Sweden has become the latest country to ban the use of Huawei equipment for 5G roll out. The European country announced the decision on Tuesday after consultation with its security services.
“In accordance with new legislation, which entered into force on 1 January 2020, an examination of applications has been conducted in consultation with the Swedish Armed Forces and the Swedish Security Service, to ensure that the use of radio equipment in these bands does not cause harm to Sweden’s security.
“New installations and new implementation of central functions for the radio use in the frequency bands must not be carried out with products from suppliers Huawei or ZTE. If existing infrastructure for central functions is to be used to provide services in the concerned frequency bands, products from Huawei and ZTE must be phased out 1 January 2025 at the latest,” the Swedish Post and Telecom Authority (PTS) said in a statement.
Security concerns over the use of Huawei’s 5G infrastructure has been gaining momentum in Europe, following US pressure.
In January, Sweden enacted a law to protect its communication from security breaches. Under that law, a radio license holder must take technical and organizational actions to ensure that the use of the radio does not cause breach of Sweden’s security. Based on national security concerns that have forced many nations to sever ties with Huawei, Sweden can’t guarantee that the embattled Chinese company can be trusted to keep the law.
Sweden’s security service called China “one of the biggest threats against Sweden”.
The development followed London’s decision to oust Huawei from its 5G infrastructure in July. Belgium also announced the ban of Huawei from its 5G deployment earlier this month.
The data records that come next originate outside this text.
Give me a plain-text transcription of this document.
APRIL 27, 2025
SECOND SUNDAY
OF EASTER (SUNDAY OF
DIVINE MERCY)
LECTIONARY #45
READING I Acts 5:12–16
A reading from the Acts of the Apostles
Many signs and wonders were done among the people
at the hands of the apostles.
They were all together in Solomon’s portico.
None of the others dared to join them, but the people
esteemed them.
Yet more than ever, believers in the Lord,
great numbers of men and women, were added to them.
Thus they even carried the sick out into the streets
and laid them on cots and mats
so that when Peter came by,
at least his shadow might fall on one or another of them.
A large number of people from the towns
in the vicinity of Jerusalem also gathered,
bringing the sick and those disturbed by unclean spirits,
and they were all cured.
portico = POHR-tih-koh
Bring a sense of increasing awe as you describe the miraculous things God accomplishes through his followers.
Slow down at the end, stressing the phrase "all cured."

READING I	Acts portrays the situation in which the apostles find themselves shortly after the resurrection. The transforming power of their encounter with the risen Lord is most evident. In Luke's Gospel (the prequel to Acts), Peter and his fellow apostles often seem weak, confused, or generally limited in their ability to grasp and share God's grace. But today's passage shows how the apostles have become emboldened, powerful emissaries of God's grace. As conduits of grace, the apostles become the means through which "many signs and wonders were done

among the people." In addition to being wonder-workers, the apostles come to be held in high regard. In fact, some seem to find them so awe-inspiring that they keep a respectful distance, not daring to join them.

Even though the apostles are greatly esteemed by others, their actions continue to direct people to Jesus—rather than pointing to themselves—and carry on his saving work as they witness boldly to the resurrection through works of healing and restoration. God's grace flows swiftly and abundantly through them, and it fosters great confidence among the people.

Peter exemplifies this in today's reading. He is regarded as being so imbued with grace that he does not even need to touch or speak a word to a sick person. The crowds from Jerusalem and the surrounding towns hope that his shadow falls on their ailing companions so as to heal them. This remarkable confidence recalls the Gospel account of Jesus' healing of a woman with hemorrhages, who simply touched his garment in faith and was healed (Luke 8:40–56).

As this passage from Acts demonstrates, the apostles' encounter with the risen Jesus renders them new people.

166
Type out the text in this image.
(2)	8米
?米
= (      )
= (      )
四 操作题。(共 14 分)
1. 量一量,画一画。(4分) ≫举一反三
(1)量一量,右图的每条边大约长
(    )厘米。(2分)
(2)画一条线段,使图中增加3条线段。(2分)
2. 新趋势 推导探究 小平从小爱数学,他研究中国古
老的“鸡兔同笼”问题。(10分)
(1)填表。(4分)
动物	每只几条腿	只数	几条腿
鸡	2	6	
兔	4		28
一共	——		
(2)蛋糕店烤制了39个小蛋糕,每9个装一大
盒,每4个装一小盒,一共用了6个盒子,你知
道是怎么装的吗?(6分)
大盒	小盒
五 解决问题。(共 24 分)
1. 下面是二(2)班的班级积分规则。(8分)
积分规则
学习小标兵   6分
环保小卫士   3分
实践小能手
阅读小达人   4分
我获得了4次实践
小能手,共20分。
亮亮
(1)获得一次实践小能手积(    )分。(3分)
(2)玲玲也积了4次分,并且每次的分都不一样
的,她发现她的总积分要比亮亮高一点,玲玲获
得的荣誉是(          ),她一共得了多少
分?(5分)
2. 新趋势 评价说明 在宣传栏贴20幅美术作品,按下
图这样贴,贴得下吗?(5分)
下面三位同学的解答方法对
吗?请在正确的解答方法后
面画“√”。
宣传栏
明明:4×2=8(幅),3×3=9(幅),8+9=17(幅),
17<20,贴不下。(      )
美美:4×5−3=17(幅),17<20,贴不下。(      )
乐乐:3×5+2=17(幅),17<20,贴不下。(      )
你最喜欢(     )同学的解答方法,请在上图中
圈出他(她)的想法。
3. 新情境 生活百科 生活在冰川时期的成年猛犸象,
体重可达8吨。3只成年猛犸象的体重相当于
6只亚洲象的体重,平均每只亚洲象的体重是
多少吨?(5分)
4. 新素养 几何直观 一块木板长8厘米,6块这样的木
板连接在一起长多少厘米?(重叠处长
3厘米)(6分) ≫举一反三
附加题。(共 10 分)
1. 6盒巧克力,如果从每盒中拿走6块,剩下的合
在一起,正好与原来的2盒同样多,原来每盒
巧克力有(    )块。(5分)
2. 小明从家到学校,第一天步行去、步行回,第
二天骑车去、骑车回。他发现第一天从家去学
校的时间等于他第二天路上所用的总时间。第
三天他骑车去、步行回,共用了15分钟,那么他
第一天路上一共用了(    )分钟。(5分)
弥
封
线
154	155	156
The decisions however, may result in slower and higher costs of 5G roll out in Europe, and risk a possible backlash from China who has been fighting to protect Huawei’s global 5G leadership.
“The ban leaves network operators with less options and risks slowing the rollout of 5G in markets where competitions is reduced,” said Ben Wood, chief of research at CCS Insight.
Chinese government may target European commodities in retaliation, especially now that the EU is seeking bilateral partnership to overcome the economic strains of the coronavirus pandemic.
“It could be that some of the European vendors will sell less in China going forward if the Chinese are selling less in Europe going forward,” said Kjell Johnsen, CEO of Swedish-based telecom operator Tele2 in a post-earnings conference call.
The bans on Huawei have placed Finish Nokia and Swedish Ericsson in a lucrative position as their participation in the 5G roll out has increased significantly in the past few months.
The PTS approved the participation of Sweden’s Hi3G Access, Net4Mobility, Telia Sverige and Teracom in the planned spectrum auction of 3.5 GHZ and 2.3 GHz, key bands crucial for the roll out of 5G.
Tele2 and Telenor will participate together as Net4Mobility to secure spectrum for a joint nationwide 5G network.
Tele2 uses Huawei equipment but said, according to Reuters, “that the decision of PTS will not change our plan substantially”.
“Many operators have already proven that when they rip and replace Chinese equipment, it doesn’t have a negative impact on their capital spending,” said John Strand, and industry consultant.
Among the European countries facing the decision to axe Huawei, Germany has been dragging its feet in fear of ruining its chances of developing new business relationships with China.
The WSJ reported in July that China is considering retaliating against European telecom companies, Nokia and Ericsson if the European Union follows the United States and Britain in banning Huawei.
China’s Ministry of Commerce is looking into export controls that would prevent Nokia and Ericsson from sending products it makes in China to other countries, according to the report.
Germany is in economic talks with China aimed at revamping its economy plummeted by the COVID-19 pandemic. The European economic power is wary that any move to disengage Huawei will affect its chances of securing a deal with the world’s second largest economy.
Sweden appears to have little to lose as Ericsson is positioning itself as a gainer of increasing Huawei’s fallouts with many countries. But while some European countries have insouciantly followed the steps of the United States in axing Huawei, others are carefully trying to avoid picking the axe in fear of retaliation from China.